L'influenceur touchant un avantage d'une marque (produit gratuit ou rémunération), doit communiquer de façon transparente sur cet avantage, pour ne pas tomber dans le cadre des pratiques commerciales trompeuses[10]. Le marketing d'influence est donc soumis à des règles strictes de transparence aussi bien juridiques que celles apportées par des organismes professionnels comme l'ARPP[11].
Activités des créateurs de contenu
Les études[6],[5] montrent que l'activité des créateurs digitaux consiste à produire et à partager leur contenu touchant un domaine en particulier (voyages, mode, sport...) tout en utilisant certaines aptitudes artistiques et techniques pour illustrer ce fait sur les réseaux sociaux.
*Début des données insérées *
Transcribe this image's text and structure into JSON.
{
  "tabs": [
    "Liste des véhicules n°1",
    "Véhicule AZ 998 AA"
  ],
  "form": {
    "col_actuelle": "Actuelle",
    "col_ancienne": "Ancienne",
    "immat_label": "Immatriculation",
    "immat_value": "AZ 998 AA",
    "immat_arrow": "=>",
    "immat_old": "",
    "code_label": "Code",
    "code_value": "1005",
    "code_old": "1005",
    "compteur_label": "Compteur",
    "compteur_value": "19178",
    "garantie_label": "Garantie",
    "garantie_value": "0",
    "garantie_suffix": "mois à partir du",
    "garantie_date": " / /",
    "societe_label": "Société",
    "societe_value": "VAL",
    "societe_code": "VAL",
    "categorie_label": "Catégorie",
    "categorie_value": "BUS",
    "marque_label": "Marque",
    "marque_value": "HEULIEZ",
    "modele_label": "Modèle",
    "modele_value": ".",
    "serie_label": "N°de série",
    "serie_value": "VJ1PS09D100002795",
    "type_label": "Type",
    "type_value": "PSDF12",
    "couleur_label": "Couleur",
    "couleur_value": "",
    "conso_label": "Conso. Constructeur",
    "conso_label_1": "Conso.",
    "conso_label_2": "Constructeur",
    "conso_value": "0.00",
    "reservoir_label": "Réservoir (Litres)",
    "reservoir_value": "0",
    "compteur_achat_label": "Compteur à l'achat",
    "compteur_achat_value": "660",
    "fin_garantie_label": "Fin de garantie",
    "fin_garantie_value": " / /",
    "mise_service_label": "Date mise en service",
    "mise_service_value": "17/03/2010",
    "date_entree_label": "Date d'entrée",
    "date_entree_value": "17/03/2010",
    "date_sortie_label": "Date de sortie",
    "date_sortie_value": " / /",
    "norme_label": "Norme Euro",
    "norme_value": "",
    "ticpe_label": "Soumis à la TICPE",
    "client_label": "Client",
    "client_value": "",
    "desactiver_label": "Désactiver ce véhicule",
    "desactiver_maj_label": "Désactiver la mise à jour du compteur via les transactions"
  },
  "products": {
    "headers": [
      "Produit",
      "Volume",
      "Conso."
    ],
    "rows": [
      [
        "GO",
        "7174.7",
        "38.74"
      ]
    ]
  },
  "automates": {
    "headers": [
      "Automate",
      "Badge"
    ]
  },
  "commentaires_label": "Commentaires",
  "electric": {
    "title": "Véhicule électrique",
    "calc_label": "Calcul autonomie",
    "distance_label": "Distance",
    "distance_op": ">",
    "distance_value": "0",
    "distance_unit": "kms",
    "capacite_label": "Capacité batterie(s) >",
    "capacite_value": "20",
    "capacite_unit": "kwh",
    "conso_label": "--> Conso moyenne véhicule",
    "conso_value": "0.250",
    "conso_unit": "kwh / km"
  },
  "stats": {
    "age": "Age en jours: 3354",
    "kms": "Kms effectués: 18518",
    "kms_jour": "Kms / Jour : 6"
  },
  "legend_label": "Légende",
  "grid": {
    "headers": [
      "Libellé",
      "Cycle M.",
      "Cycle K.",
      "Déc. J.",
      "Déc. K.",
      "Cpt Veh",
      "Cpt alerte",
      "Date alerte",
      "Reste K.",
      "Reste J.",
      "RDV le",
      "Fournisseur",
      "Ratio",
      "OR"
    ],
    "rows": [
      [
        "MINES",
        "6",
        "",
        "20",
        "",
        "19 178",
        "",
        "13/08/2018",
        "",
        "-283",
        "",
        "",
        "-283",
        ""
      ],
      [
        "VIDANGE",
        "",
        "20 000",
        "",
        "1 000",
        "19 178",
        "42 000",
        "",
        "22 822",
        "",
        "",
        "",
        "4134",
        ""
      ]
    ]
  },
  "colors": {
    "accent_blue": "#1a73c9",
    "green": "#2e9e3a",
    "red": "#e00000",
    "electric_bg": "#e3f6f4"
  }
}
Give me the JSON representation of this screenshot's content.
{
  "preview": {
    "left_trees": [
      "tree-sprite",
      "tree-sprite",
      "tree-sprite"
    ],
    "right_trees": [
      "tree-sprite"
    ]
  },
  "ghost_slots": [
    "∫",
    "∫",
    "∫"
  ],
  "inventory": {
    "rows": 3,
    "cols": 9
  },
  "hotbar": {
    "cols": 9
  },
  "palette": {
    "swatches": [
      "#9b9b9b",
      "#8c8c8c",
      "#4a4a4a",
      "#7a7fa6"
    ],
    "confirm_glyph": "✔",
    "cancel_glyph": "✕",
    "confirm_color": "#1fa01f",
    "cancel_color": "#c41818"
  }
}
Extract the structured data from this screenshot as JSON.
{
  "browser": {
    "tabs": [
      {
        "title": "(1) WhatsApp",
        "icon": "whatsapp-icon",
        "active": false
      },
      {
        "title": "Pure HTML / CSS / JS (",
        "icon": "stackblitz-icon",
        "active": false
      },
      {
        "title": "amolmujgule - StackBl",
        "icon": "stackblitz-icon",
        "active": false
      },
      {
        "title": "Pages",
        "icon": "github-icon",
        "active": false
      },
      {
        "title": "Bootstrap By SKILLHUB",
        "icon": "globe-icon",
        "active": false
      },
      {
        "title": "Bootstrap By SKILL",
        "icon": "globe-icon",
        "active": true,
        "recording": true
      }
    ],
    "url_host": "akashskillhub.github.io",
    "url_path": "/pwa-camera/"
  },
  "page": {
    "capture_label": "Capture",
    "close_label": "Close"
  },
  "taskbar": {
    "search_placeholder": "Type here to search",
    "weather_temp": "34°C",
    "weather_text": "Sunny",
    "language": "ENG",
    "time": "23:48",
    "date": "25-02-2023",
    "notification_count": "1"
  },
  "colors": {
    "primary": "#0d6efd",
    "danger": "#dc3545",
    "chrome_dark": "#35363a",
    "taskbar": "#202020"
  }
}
Dès qu'un influenceur a atteint un nombre significatif d'abonnés, autrement dit followers, les spécialistes du marketing tentent généralement d'entrer en contact avec lui afin de faire connaître leurs marques sur les médias sociaux en vue d'accroître leur visibilité et leurs ventes à travers les influenceurs[12] : sous un contrat, un influenceur doit utiliser ses compétences pour créer des publications et promouvoir le produit auprès des abonnés de l'influenceur. En échange de cela, l'influenceur peut être rémunéré pour ce travail[13].
Objectif marketing
Le choix de l’influenceur par les marques ne devrait pas être uniquement basé sur le nombre de followers. Certaines catégories d’influenceurs peuvent leur correspondre plus que d’autres suivant l’objectif marketing à atteindre.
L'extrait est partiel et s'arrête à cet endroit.